2 min readJul 1, 2021
memory mapped files, basics:
- if page swapped in, easy peasy
- if not, page-fault and do what?
both mmap and buffered syscalls hit the page cache. on a page cache miss, the subsequent stack for I/O is common.
page cache -> filesystems -> block layer -> driver -> disk
— — — — — — — — — -
block layer: works with I/O requests
- starting sector/length/read/write/special
- can have hints (SYNC) and other flags (FUA, FLUSH)
block request lifecycle:
- created in block layer when I/O submitted by FS
- can be delayed/merged/reorganized
- dispatched to device driver
- completed when I/O is finished
— — — — — — — — — -
linux memory management:
- programs mapped virtual address space is organized as a red-black tree of VMA structs (virtual memory area)
- each VMA is a contiguous, non-overlapping span with metadata
- task_struct->(mm_struct*)mm->(vma_area_struct*)mmap
- task_struct is process-level struct. mm_struct is all mem_mgmt. mmap is a linked list of VMAs. (mm->mm_rb is the RB tree of VMAs).
- some of the VMAs are file-backed.

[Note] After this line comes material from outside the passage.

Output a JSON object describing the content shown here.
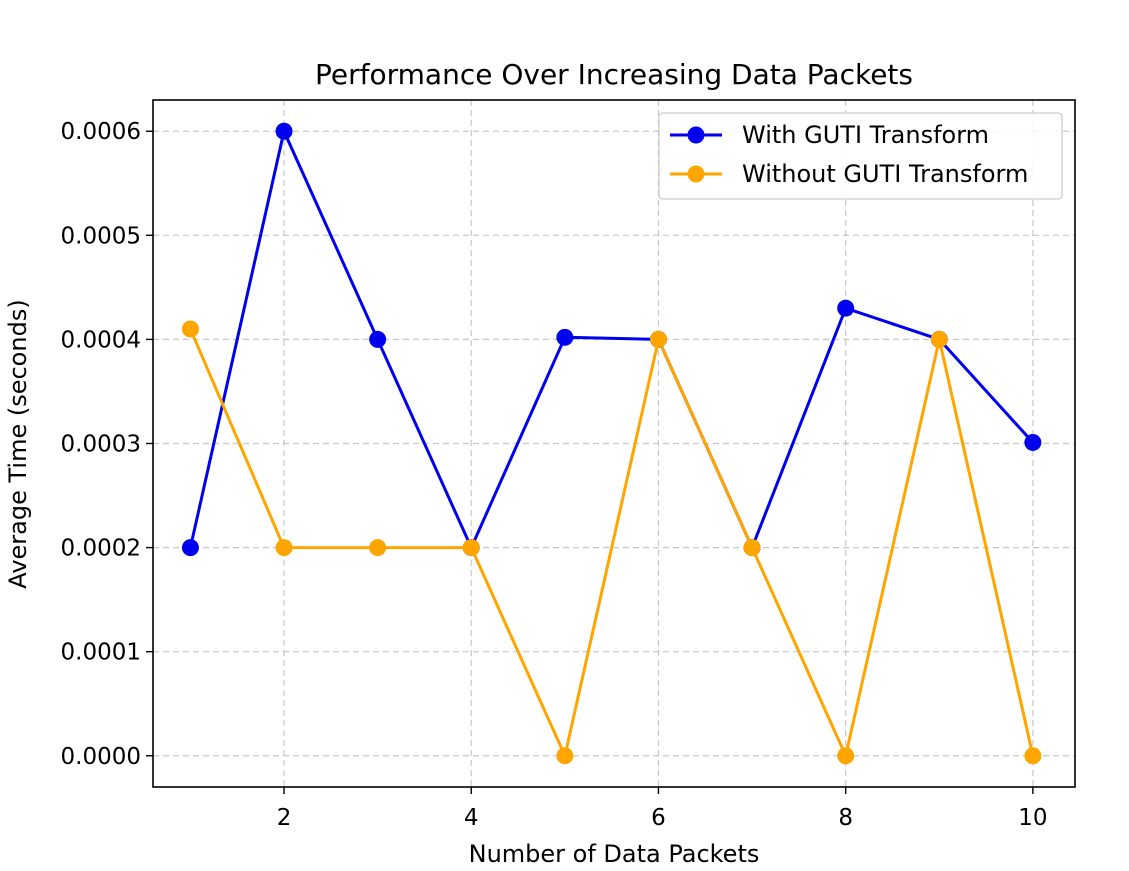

VMA size is a multiple of page size.
- mm->pgd = page table for the process. each PTE = one 4K page
- pages -> virtual memory, frames -> physical memory
- page cache -> in-memory cache of a page representing stored data
- contiguous virtual pages can point to random frames. (that’s why mapping is per page)
— — — — — — — — —
pages and I/O
- all buffered I/O goes through page cache
- linux does read-ahead for mmap’ed I/O
- madvise — MADV_NORMAL/RANDOM/SEQUENTIAL
- mmap’s can be PRIVATE or SHARED. only applies to UPDATES. (assuming even private maps are shared in read-only mode. CoW when changed)
— — — — — — — — -
page fault handling:
- do_page_fault() -> locate VMA using find_vma()
- check PTE, and accordingly
- do_anonymous_page()
- do_swap_page() (major fault)
- filemap_fault() — invoked via vma operations vector for mmap’ed region to read in file data during a page fault
- find_get_page() -> consult page cache using find_get_page() + if found, do_async_map_readahead
- if not found, MAJOR FAULT, do_sync_mmap_readahead() + pagecache_get_page()

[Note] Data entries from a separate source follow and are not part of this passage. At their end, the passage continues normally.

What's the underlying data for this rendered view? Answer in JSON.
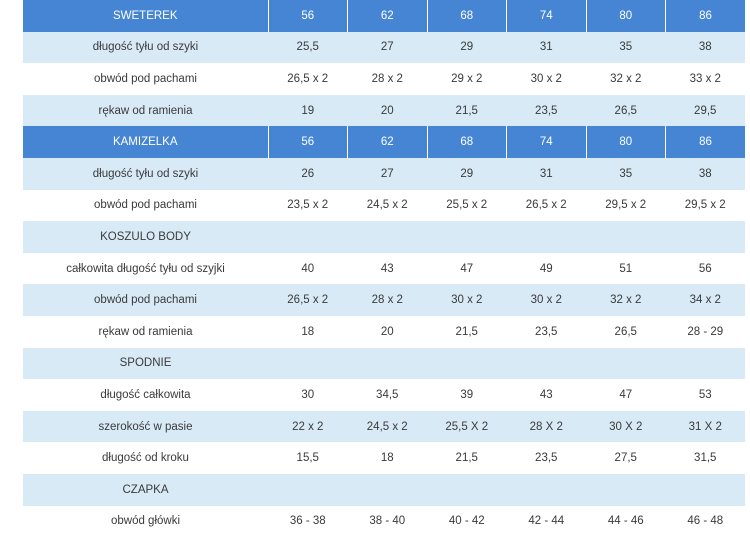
{
  "rows": [
    {
      "style": "blue",
      "label": "SWETEREK",
      "values": [
        "56",
        "62",
        "68",
        "74",
        "80",
        "86"
      ]
    },
    {
      "style": "light",
      "label": "długość tyłu od szyki",
      "values": [
        "25,5",
        "27",
        "29",
        "31",
        "35",
        "38"
      ]
    },
    {
      "style": "white",
      "label": "obwód pod pachami",
      "values": [
        "26,5 x 2",
        "28 x 2",
        "29 x 2",
        "30 x 2",
        "32 x 2",
        "33 x 2"
      ]
    },
    {
      "style": "light",
      "label": "rękaw od ramienia",
      "values": [
        "19",
        "20",
        "21,5",
        "23,5",
        "26,5",
        "29,5"
      ]
    },
    {
      "style": "blue",
      "label": "KAMIZELKA",
      "values": [
        "56",
        "62",
        "68",
        "74",
        "80",
        "86"
      ]
    },
    {
      "style": "light",
      "label": "długość tyłu od szyki",
      "values": [
        "26",
        "27",
        "29",
        "31",
        "35",
        "38"
      ]
    },
    {
      "style": "white",
      "label": "obwód pod pachami",
      "values": [
        "23,5 x 2",
        "24,5 x 2",
        "25,5 x 2",
        "26,5 x 2",
        "29,5 x 2",
        "29,5 x 2"
      ]
    },
    {
      "style": "light",
      "label": "KOSZULO BODY",
      "values": [
        "",
        "",
        "",
        "",
        "",
        ""
      ]
    },
    {
      "style": "white",
      "label": "całkowita długość tyłu od szyjki",
      "values": [
        "40",
        "43",
        "47",
        "49",
        "51",
        "56"
      ]
    },
    {
      "style": "light",
      "label": "obwód pod pachami",
      "values": [
        "26,5 x 2",
        "28 x 2",
        "30 x 2",
        "30 x 2",
        "32 x 2",
        "34 x 2"
      ]
    },
    {
      "style": "white",
      "label": "rękaw od ramienia",
      "values": [
        "18",
        "20",
        "21,5",
        "23,5",
        "26,5",
        "28 - 29"
      ]
    },
    {
      "style": "light",
      "label": "SPODNIE",
      "values": [
        "",
        "",
        "",
        "",
        "",
        ""
      ]
    },
    {
      "style": "white",
      "label": "długość całkowita",
      "values": [
        "30",
        "34,5",
        "39",
        "43",
        "47",
        "53"
      ]
    },
    {
      "style": "light",
      "label": "szerokość w pasie",
      "values": [
        "22 x 2",
        "24,5 x 2",
        "25,5 X 2",
        "28 X 2",
        "30 X 2",
        "31 X 2"
      ]
    },
    {
      "style": "white",
      "label": "długość od kroku",
      "values": [
        "15,5",
        "18",
        "21,5",
        "23,5",
        "27,5",
        "31,5"
      ]
    },
    {
      "style": "light",
      "label": "CZAPKA",
      "values": [
        "",
        "",
        "",
        "",
        "",
        ""
      ]
    },
    {
      "style": "white",
      "label": "obwód główki",
      "values": [
        "36 - 38",
        "38 - 40",
        "40 - 42",
        "42 - 44",
        "44 - 46",
        "46 - 48"
      ]
    }
  ],
  "colors": {
    "header_blue": "#4585d4",
    "light_row": "#d9eaf7",
    "text": "#3a3a3a"
  }
}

- do_sync_mmap_readahead() -> do_page_cache_ra() (the actual READ)
- do_page_cache_ra_unbounded(): allocate memory + submit I/O using read_pages()
- read_pages() glues mm module to fs module, by invoking struct address_space_operations{} functions
- address_space_operations{} suite implemented by all filesystems (https://elixir.bootlin.com/linux/v5.13/source/include/linux/fs.h#L370)